Sri Lanka should be a trading country; no balancing acts: Harsha

Harsha de Silva

Oct 06, 2015 (LBO) – Sri Lanka should be a trading country and there is no need of a balance between manufacturing and trading, Deputy Foreign Minister Harsha de Silva said.

“Some say there must be a balance between manufacturing and trading. I don’t believe in this balancing. We have to go down to the basic principle of economics,” Silva said.

Speaking at an exporter’s forum Deputy Minister explained the theory of comparative advantage.

“Why is the doctor a doctor and not a carpenter at the same time? A doctor may be able to fix his own furniture but he makes more money through operations than fixing furniture.”

David Ricardo developed the theory in 1817 to explain why countries engage in international trade even when one country’s workers are more efficient at producing every single good than workers in other countries.

“We are better at something and somebody else is better at something else. It may be because where we are located or our climate or anything else.”

In an economic model, one has a comparative advantage over another in producing a particular good if he can produce that good at a lower relative opportunity cost.

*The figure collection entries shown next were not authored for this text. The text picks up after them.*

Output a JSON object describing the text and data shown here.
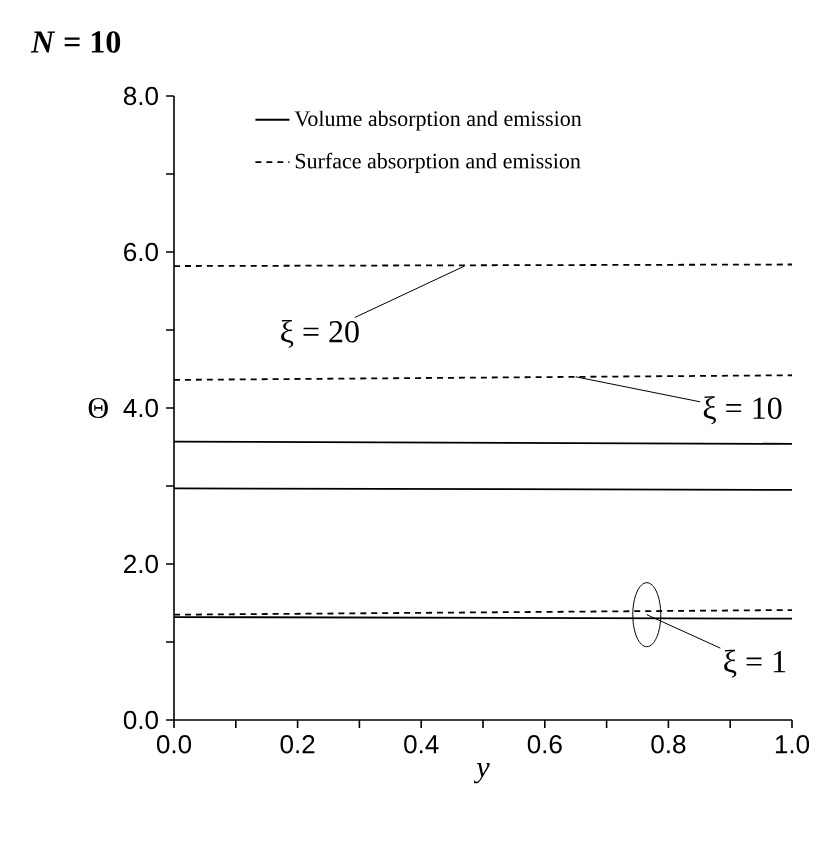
{
  "chart_data": {
    "type": "line",
    "title": "*N* = 10",
    "xlabel": "y",
    "ylabel": "Θ",
    "x": [
      0,
      1
    ],
    "series": [
      {
        "name": "Volume absorption and emission",
        "color": "#000000",
        "line_style": "solid",
        "values": [
          3.57,
          3.54
        ]
      },
      {
        "color": "#000000",
        "line_style": "solid",
        "values": [
          2.97,
          2.95
        ]
      },
      {
        "color": "#000000",
        "line_style": "solid",
        "values": [
          1.32,
          1.3
        ]
      },
      {
        "name": "Surface absorption and emission",
        "color": "#000000",
        "line_style": "dashed",
        "values": [
          5.82,
          5.84
        ]
      },
      {
        "color": "#000000",
        "line_style": "dashed",
        "values": [
          4.36,
          4.42
        ]
      },
      {
        "color": "#000000",
        "line_style": "dashed",
        "values": [
          1.35,
          1.41
        ]
      }
    ],
    "annotations": [
      {
        "text": "ξ = 20",
        "x": 0.47,
        "y": 5.82
      },
      {
        "text": "ξ = 10",
        "x": 0.65,
        "y": 4.4
      },
      {
        "text": "ξ = 1",
        "x": 0.765,
        "y": 1.35
      }
    ],
    "xlim": [
      0,
      1
    ],
    "ylim": [
      0,
      8
    ],
    "xticks": [
      {
        "value": 0,
        "label": "0.0"
      },
      {
        "value": 0.1,
        "label": null
      },
      {
        "value": 0.2,
        "label": "0.2"
      },
      {
        "value": 0.3,
        "label": null
      },
      {
        "value": 0.4,
        "label": "0.4"
      },
      {
        "value": 0.5,
        "label": null
      },
      {
        "value": 0.6,
        "label": "0.6"
      },
      {
        "value": 0.7,
        "label": null
      },
      {
        "value": 0.8,
        "label": "0.8"
      },
      {
        "value": 0.9,
        "label": null
      },
      {
        "value": 1,
        "label": "1.0"
      }
    ],
    "yticks": [
      {
        "value": 0,
        "label": "0.0"
      },
      {
        "value": 1,
        "label": null
      },
      {
        "value": 2,
        "label": "2.0"
      },
      {
        "value": 3,
        "label": null
      },
      {
        "value": 4,
        "label": "4.0"
      },
      {
        "value": 5,
        "label": null
      },
      {
        "value": 6,
        "label": "6.0"
      },
      {
        "value": 7,
        "label": null
      },
      {
        "value": 8,
        "label": "8.0"
      }
    ],
    "grid": false,
    "legend": "top",
    "marker": "none"
  }
}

“If we have to become a manufacturing nation; do we have the comparative advantage, if not; are we going to become a hub where we can service the region,” de Silva said.

“The answer to that is fairly clear; it is almost impossible for us to compete with China, with the global factory flow,” he said.

“If you look at Sri Lanka’s diplomatic relations with our neighbors in this region, it’s quite practical to come up with a plan for Sri Lanka to be a hub in the coming years.”

In fact in ‘Mahinda Chintana’ the previous regime talked about transforming the country into an aviation, maritime, commercial, energy and knowledge hub.

“The idea is not a bad one. But the question is how we get there,” Silva said.

“Suppose you are talking of a maritime hub and you put money in the wrong infrastructure; then you are again at cross purposes,” the deputy minister said.

“So I think Sri Lanka’s future lies in how well Sri Lanka becomes the hub for this part of the world using logistics, adding value and other things.”

He emphasized that this discussion must be re-started and the outcome must be based on evidence.

“We can’t everyday avoid this issue. Once and for all, we must agree, are we going to do it or not. Evidence based policy making is what we required.” Minister further stated.